Article

Published: October 30, 2021

Dexter Codo

Edited: November 26, 2023

How to install raspi-config on Ubuntu

Learn what raspi-config is used for and how to install it on Ubuntu.

CONTEXT

Tested on Ubuntu server 20.04.3LTS and Ubuntu Desktop 21.10.

Introducing the raspi-config tool

Most operating systems (OS) come with a control or settings panel that allows you to modify the behaviour of the system, from your desktop wallpaper and WiFi configuration, to adding and managing users of the machine.

Raspberry Pi OS (also known as RaspianOS) is no different than other OS in the sense that it also has a configuration panel that allows you to modify certain aspects of its behaviour. However, it lacks a display screen that normally comes with the purchase of a computer.

It's worth recalling their ethos of eliminating overhead where everything is taken off, leaving only what is necessary for it to perform. On this note, Raspberry Pi is ideal to run as a server - which typically has no display screen.

So how do you control the behaviour of an operating system when you can't even read your code? This is where the raspi-config tool comes in. raspi-config is a tool that works like any other configuration panel which allows you to change certain behaviours of your Raspberry Pi OS - except without the same interface.

raspi-config is developed to work within t command-line interface, otherwise known as the terminal. In terms of user interaction, you only have your keyboard to rely on as your mouse would be rendered useless on black terminal screens.
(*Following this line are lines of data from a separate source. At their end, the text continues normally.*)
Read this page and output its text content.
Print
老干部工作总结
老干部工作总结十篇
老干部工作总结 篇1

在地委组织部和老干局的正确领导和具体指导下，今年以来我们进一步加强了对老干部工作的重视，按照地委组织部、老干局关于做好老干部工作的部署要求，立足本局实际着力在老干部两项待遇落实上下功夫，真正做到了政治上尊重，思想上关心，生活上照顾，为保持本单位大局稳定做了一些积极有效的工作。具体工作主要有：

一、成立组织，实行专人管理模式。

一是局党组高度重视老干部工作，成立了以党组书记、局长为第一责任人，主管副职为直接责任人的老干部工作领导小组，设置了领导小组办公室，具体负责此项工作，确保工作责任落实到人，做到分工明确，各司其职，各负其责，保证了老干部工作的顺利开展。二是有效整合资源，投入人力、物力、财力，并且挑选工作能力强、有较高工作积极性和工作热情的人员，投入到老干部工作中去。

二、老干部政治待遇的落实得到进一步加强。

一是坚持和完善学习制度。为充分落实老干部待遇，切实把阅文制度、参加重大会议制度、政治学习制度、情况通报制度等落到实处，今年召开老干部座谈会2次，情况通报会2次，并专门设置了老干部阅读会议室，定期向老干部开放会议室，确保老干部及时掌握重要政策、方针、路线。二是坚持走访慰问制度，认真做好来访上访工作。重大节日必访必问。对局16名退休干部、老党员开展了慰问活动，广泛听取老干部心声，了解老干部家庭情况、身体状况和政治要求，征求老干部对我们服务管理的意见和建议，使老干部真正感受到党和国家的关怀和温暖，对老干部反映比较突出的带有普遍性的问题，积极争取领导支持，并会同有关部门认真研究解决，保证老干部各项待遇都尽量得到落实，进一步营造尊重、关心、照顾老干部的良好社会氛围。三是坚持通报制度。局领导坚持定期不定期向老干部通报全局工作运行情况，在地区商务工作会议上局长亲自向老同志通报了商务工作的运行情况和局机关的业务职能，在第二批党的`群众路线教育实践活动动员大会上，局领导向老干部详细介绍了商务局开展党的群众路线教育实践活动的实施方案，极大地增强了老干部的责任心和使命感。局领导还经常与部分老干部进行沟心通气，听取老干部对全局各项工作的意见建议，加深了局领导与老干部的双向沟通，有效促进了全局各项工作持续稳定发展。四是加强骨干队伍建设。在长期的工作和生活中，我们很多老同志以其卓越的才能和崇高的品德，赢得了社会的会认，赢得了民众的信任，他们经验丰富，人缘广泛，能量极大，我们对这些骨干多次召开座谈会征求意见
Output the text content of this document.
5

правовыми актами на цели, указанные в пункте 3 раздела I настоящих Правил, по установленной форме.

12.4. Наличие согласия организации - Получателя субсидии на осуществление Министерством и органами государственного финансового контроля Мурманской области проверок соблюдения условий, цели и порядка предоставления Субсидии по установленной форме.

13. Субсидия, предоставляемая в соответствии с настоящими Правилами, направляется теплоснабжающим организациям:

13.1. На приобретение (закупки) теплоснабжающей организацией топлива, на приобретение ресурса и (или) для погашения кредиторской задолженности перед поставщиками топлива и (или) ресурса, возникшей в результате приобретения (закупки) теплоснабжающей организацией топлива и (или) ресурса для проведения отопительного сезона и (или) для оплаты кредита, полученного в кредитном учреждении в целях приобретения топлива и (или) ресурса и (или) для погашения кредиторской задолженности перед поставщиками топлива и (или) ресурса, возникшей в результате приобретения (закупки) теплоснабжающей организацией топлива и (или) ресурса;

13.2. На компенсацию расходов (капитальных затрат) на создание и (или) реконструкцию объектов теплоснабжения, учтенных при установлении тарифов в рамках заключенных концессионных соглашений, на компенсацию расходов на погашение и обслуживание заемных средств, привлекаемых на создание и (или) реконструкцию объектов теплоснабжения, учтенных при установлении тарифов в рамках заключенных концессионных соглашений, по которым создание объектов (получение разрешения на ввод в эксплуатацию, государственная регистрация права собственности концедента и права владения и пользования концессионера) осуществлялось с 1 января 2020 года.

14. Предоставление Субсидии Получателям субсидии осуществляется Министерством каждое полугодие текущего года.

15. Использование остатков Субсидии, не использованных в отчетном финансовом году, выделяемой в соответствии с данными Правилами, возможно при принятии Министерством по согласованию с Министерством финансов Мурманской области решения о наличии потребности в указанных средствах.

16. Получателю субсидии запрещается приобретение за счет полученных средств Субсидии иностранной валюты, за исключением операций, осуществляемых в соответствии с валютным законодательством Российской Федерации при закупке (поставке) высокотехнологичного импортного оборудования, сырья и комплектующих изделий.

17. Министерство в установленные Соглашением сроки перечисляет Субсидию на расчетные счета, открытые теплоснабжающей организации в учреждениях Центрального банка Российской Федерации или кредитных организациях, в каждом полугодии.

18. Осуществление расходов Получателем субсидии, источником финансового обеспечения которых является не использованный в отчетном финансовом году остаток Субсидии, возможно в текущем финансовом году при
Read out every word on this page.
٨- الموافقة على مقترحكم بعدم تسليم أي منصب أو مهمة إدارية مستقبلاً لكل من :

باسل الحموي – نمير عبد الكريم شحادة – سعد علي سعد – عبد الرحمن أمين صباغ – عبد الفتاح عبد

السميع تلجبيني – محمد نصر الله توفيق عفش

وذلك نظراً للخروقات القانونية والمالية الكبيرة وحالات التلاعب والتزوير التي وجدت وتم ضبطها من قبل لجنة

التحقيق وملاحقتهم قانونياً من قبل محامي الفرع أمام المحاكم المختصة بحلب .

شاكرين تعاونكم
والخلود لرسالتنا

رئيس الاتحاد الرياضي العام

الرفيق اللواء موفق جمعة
Like any other control panels, the raspi-config tool can be used to change specific behaviours, including your login password. However, it also offers further options for power users such as overclocking, General-Purpose Input / Output (GPIO) and i2c configurations that may not be available in other systems as these bahaviours are quite specific to the hardware of Raspberry Pi.

Read more on the complete functionality of raspi-config through their official documentation here: https://www.raspberrypi.com/documentation/computers/configuration.html

Why you would need raspi-config on Ubuntu

The most compelling reason to install the raspi-config tool on Ubuntu is to interact with GPIO, which is an interface made out of 40 pins on Raspberry Pi. This allows you to add other electronic devices such as sonic sensors.

The Raspberry Pi OS has such capabilities built into it that in using the raspi-config tool, you can simplify the process of enabling or disabling certain interfaces. This makes it a tempting tool for engineers to use.

Should you install raspi-config?

It’s important to note that raspi-config was not exclusively built for Ubuntu, thus the two may not be the best of combinations to unleash raspi-config’s full capabilities.

Things such as overclocking will not work due to certain incompatibilities between Raspberry Pi OS and Ubuntu.

While there is no harm in installing the tool to tinker with (since you can always uninstall the package at any point in time), the use case remains. If you intend to extend your Raspberry Pi’s capabilities to GPIO-enabled devices, we recommend installing the tool.

How to install raspi-config

First, go to 

https://archive.raspberrypi.org/debian/pool/main/r/raspi-config/

Find the latest deb file.

Replace the filename below to the latest you can find.

At the time of writing, the latest filename is raspi-config_20211019_all.deb

> wget <https://archive.raspberrypi.org/debian/pool/main/r/raspi-config/raspi-config_20211019_all.deb> -p ./

Now that you have the raspi-config package, let’s install all of its dependencies for it to work.

> sudo apt -y install libnewt0.52 whiptail parted triggerhappy lua5.1 alsa-utils

The final step of preparation involves fixing any broken packages (just in case) before proceeding to install the target package.

> sudo apt install -fy

Now, you are ready to install the package which you downloaded earlier.

> dpkg -i /tmp/raspi-config_20211019_all.deb

Great! Now you have successfully installed the raspi-config tool on Ubuntu. You can verify that by typing raspi-config in your terminal. If the installation is successful, you should see a panel similar to the screenshot above.